Temporal and spatial dynamics in the apple flower microbiome in the presence of the phytopathogen Erwinia amylovora

Plant microbiomes have important roles in plant health and productivity. However, despite flowers being directly linked to reproductive outcomes, little is known about the microbiomes of flowers and their potential interaction with pathogen infection. Here, we investigated the temporal dynamics and spatial traits of the apple stigma microbiome when challenged with a phytopathogen Erwinia amylovora, the causal agent of fire blight disease. We profiled the microbiome from the stigmas of a single flower, greatly increasing the resolution at which we can characterize shifts in the composition of the microbiome. Individual flowers harbored unique microbiomes at the OTU level.

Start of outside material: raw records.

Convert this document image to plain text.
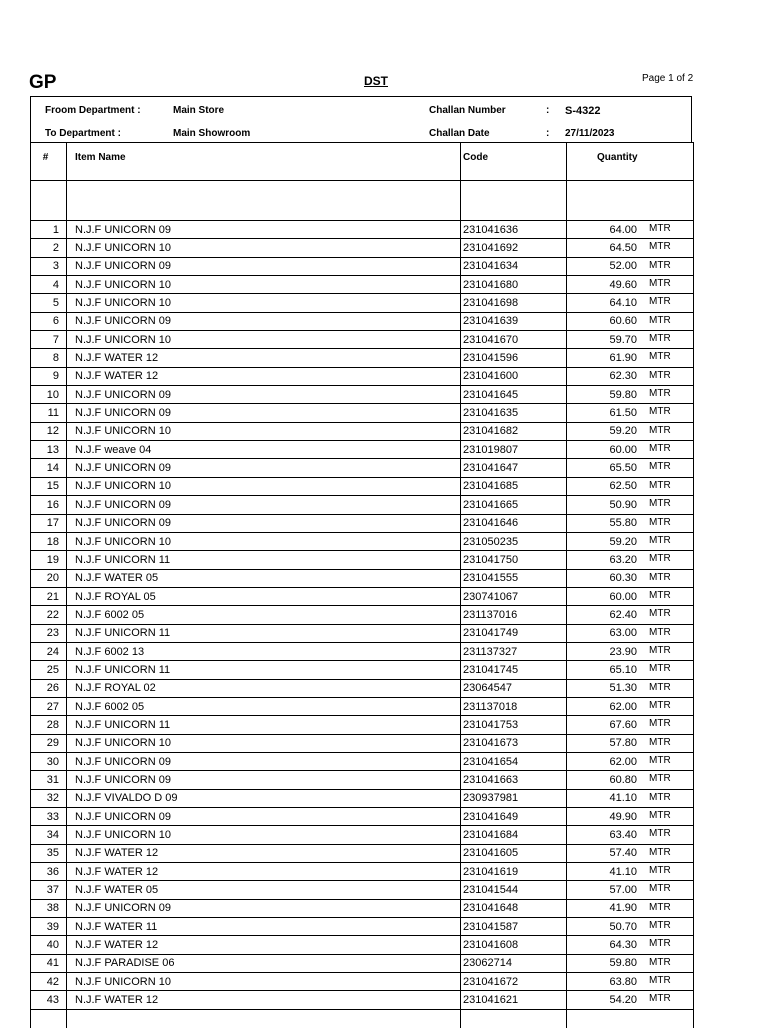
GP	DST	Page 1 of 2
Froom Department :	Main Store	Challan Number	: S-4322
To Department :	Main Showroom	Challan Date	: 27/11/2023
#	Item Name	Code	Quantity

1	N.J.F UNICORN 09	231041636	64.00 MTR

2	N.J.F UNICORN 10	231041692	64.50 MTR

3	N.J.F UNICORN 09	231041634	52.00 MTR

4	N.J.F UNICORN 10	231041680	49.60 MTR

5	N.J.F UNICORN 10	231041698	64.10 MTR

6	N.J.F UNICORN 09	231041639	60.60 MTR

7	N.J.F UNICORN 10	231041670	59.70 MTR

8	N.J.F WATER 12	231041596	61.90 MTR

9	N.J.F WATER 12	231041600	62.30 MTR

10	N.J.F UNICORN 09	231041645	59.80 MTR

11	N.J.F UNICORN 09	231041635	61.50 MTR

12	N.J.F UNICORN 10	231041682	59.20 MTR

13	N.J.F weave 04	231019807	60.00 MTR

14	N.J.F UNICORN 09	231041647	65.50 MTR

15	N.J.F UNICORN 10	231041685	62.50 MTR

16	N.J.F UNICORN 09	231041665	50.90 MTR

17	N.J.F UNICORN 09	231041646	55.80 MTR

18	N.J.F UNICORN 10	231050235	59.20 MTR

19	N.J.F UNICORN 11	231041750	63.20 MTR

20	N.J.F WATER 05	231041555	60.30 MTR

21	N.J.F ROYAL 05	230741067	60.00 MTR

22	N.J.F 6002 05	231137016	62.40 MTR

23	N.J.F UNICORN 11	231041749	63.00 MTR

24	N.J.F 6002 13	231137327	23.90 MTR

25	N.J.F UNICORN 11	231041745	65.10 MTR

26	N.J.F ROYAL 02	23064547	51.30 MTR

27	N.J.F 6002 05	231137018	62.00 MTR

28	N.J.F UNICORN 11	231041753	67.60 MTR

29	N.J.F UNICORN 10	231041673	57.80 MTR

30	N.J.F UNICORN 09	231041654	62.00 MTR

31	N.J.F UNICORN 09	231041663	60.80 MTR

32	N.J.F VIVALDO D 09	230937981	41.10 MTR

33	N.J.F UNICORN 09	231041649	49.90 MTR

34	N.J.F UNICORN 10	231041684	63.40 MTR

35	N.J.F WATER 12	231041605	57.40 MTR

36	N.J.F WATER 12	231041619	41.10 MTR

37	N.J.F WATER 05	231041544	57.00 MTR

38	N.J.F UNICORN 09	231041648	41.90 MTR

39	N.J.F WATER 11	231041587	50.70 MTR

40	N.J.F WATER 12	231041608	64.30 MTR

41	N.J.F PARADISE 06	23062714	59.80 MTR

42	N.J.F UNICORN 10	231041672	63.80 MTR

43	N.J.F WATER 12	231041621	54.20 MTR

However, taxonomic analysis of community succession showed a population gradually dominated by bacteria within the families Enterobacteriaceae and Pseudomonadaceae. Flowers inoculated E. amylovora established large populations of the phytopathogen, with pathogen specific gene counts of >3.0 x 107 in 90% of the flowers. Yet, only 42% of inoculated flowers later developed fire blight symptoms. This reveals pathogen amount on the stigma is not sufficient to predict disease outcome. Our data demonstrate that apple flowers represent an excellent model in which to characterize how plant microbiomes establish, develop, and interact with biological processes such as disease progression in an experimentally tractable plant organ.